Off-label use of psychotropic drugs is a common practice. In Colombia, no information is available in this regard.

Objective:

To describe off-label use of psychoactive drugs in a health promoting entity (EPS in Spanish) in Bogotá D.C.

Materials and methods:

Cross sectional, observational study (prescription-indication), including a random sample of patients prescribed with psychotropic drugs between January and June 2010. Sociodemographic, clinical, pharmacological and concordance variables were evaluated (correlation between use indication and approved indication). Multivariate analyzes were performed looking for an association with off-label prescriptions.

Results:

420 evaluated patients had a mean age of 44.2±18.8 years, with female predominance (67.9%). Off-label prescription was found in 58.6-59.8% of cases. 84.3% of the prescriptions were delivered by general practitioners. The main psychoactive drugs prescribed for conditions such as tension headaches and insomnia were amitriptyline (n=128, 86.7% of off-label use), trazodone (n=93, 88.2%) and fluoxetine (n=66, 36.4%). The multivariate analysis found that being a young adult (OR=1.99, 95%CI: 1.06-3.70; p=0.030), being treated by general medicine (OR=3.40, 95%CI: 1.507.67; p=0.003) and being prescribed with amitriptyline (OR=11.38; 95%CI: 5.06-25.58; p<0.001) or trazodone (OR = 13.08; 95%CI: 5.23-32.68; p<0.001) increased the likelihood of receiving an off-label prescription.

Conclusions:

Psychotropic drugs in Bogotá are used, to a great extent, as off-label in indications other than those officially approved. Thus, it is important to strengthen education and control to achieve a rational, effective and safe use of drugs.
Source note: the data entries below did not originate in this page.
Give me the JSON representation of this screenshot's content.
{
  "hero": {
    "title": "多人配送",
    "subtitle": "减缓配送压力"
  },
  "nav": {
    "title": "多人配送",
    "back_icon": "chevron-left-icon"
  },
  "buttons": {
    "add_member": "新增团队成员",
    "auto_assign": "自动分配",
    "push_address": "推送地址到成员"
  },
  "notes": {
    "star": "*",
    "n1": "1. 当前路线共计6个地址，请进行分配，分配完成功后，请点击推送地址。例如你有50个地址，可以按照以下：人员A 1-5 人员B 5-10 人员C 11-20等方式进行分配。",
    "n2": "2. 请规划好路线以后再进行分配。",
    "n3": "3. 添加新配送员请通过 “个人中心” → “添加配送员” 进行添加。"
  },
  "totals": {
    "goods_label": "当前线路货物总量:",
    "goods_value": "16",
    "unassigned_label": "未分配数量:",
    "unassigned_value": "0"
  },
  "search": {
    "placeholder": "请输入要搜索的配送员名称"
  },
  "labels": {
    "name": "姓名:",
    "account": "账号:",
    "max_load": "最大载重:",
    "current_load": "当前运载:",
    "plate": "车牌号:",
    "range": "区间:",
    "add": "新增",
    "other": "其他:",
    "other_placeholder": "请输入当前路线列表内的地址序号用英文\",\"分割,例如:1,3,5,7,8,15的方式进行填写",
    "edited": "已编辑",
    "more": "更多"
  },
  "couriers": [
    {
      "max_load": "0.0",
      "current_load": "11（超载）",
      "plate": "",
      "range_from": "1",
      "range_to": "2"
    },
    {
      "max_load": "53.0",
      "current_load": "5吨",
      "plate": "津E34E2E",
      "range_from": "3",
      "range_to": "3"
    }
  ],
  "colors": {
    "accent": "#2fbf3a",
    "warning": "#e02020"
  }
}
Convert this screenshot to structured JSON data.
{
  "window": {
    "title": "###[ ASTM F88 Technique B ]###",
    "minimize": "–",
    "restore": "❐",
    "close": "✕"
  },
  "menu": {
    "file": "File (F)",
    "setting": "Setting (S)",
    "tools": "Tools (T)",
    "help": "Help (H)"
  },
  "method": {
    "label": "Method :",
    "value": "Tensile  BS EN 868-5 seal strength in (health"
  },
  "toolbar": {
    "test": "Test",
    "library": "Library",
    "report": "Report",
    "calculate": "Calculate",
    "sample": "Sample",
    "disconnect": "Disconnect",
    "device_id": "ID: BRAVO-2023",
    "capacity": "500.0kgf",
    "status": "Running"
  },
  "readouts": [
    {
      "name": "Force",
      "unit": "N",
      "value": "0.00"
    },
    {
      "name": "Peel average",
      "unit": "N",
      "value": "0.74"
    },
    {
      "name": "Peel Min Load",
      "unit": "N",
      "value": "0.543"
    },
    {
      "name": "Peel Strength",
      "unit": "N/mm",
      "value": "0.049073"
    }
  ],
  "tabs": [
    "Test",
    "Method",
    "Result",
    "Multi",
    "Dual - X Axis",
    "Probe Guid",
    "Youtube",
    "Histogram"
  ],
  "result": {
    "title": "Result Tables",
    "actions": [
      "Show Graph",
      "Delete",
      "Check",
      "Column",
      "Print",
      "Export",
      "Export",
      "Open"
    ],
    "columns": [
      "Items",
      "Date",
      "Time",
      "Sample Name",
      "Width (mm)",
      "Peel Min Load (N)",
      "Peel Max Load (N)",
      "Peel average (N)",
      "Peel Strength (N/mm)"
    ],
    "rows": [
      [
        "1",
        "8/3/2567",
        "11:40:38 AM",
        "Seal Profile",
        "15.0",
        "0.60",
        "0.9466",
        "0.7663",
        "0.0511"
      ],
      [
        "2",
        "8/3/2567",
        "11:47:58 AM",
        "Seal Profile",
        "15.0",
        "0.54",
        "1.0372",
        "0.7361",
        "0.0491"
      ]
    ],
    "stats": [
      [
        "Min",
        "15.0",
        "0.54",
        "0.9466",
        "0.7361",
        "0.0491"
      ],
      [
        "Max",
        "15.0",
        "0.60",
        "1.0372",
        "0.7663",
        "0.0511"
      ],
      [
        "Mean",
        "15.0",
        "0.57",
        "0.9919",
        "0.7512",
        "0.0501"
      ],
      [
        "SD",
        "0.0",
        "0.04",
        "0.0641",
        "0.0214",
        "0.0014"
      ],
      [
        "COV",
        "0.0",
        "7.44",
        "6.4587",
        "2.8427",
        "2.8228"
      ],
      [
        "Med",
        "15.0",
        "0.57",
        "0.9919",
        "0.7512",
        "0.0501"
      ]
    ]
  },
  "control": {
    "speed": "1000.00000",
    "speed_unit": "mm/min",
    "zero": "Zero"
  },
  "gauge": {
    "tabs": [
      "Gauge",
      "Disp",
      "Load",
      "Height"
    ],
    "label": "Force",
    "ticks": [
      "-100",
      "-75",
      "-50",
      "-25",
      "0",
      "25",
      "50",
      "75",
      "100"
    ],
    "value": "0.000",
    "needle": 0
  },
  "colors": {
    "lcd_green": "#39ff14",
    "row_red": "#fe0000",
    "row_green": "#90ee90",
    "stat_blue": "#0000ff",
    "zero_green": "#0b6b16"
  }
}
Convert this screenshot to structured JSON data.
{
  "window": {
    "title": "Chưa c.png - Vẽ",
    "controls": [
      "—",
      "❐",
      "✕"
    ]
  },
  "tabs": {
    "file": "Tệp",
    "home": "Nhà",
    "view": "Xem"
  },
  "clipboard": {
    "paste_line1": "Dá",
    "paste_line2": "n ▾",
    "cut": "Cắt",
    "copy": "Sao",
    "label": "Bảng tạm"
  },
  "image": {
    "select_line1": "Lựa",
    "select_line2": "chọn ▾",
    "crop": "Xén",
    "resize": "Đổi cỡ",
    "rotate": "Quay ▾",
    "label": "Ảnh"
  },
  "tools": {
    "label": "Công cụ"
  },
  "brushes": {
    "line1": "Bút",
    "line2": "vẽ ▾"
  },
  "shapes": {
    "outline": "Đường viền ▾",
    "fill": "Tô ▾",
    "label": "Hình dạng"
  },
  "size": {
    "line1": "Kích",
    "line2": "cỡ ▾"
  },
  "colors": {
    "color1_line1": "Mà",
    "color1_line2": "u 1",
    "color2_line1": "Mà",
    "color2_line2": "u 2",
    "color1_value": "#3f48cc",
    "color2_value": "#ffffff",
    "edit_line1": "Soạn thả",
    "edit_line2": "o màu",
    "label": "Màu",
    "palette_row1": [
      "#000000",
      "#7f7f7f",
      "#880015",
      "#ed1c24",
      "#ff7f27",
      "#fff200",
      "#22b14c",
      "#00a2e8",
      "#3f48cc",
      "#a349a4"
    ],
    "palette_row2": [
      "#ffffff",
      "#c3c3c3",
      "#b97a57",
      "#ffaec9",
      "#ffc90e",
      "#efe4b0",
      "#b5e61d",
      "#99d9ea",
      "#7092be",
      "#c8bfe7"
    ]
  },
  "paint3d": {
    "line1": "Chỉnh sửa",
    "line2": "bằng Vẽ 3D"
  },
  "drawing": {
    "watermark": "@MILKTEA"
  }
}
Keywords: Off-Label Use; Psychotropic Drugs; Pharmacoepidemiology; Colombia (MeSH)

Resumen

Introducción.

El uso de psicofármacos por fuera de las indicaciones aprobadas (off-label) es una práctica común, de la cual no se tiene información en Colombia.

Objetivo.

Describir el uso off-label de psicofármacos en una entidad promotora de salud de Bogotá D.C.

Materiales y métodos.

Estudio observacional de prescripción-indicación con una muestra aleatoria de pacientes prescritos con psicofármacos entre enero y junio de 2010. Se evaluaron variables sociodemográficas, clínicas, farmacológicas y de concordancia y se realizaron análisis multivariados buscando asociación con prescripciones no aprobadas.

Resultados.

Los 420 pacientes evaluados tenían una edad promedio de 44.2±18.8 años, con predominio femenino (67.9%). Se encontró prescripción no aprobada en 58.6-59.8% de los casos; el 84.3% de las formulas fueron hechas por medicina general. Los principales psicofármacos en indicaciones como cefalea tensional e insomnio fueron amitriptilina (n=128; 86.7% de uso no aprobado), trazodona (n=93; 88.2%) y fluoxetina (n=66; 36.4%). En el análisis multivariado se halló que ser un adulto joven (OR=1.99; IC95%: 1.06-3.70; p=0.030), ser tratado por medicina general (OR=3.40; IC95%: 1.50-7.67; p=0.003) y ser formulado con amitriptilina (OR=11.38; IC95%: 5.06-25.58; p<0.001) o trazodona (OR=13.08; IC95%: 5.23-32.68; p<0.001) aumentan la probabilidad de recibir una prescripción no aprobada.

Conclusiones.

En la aseguradora estudiada, los psicofármacos son utilizados en una importante proporción de indicaciones no aprobadas por las autoridades regulatorias, por lo cual es importante fortalecer la educación y el control para el empleo de los medicamentos de manera racional, efectiva y segura.

Palabras clave: Uso fuera de lo indicado; Psicotrópicos; Farmacoepidemiología; Colombia (DeCS)

Introduction

Drugs used in medical practice are effective and safe in specific indications. This is achieved through a long and rigorous study process that provides information about the specific population that can be benefited, as well as the use and appropriate dose. However, off-label use of drugs is based on the ability or freedom of physicians who prescribe them beyond approved indications when a therapeutic alternative is required.

Recently, the consumption of psychoactive drugs has increased in Colombia, which is one of the drug groups with the highest proportion of non-approved use, particularly antidepressants, antipsychotics, anxiolytics and sedatives 2-7.

Use beyond approved indications is an issue, and there is no unanimity in this regard among regulatory agencies. In fact, many of them do not even have a clear position. The US Food and Drug Administration (FDA), for example, defines off- label as the "use for indication, dosage form, dose regimen, population or other use parameter not mentioned in the approved labeling" 8.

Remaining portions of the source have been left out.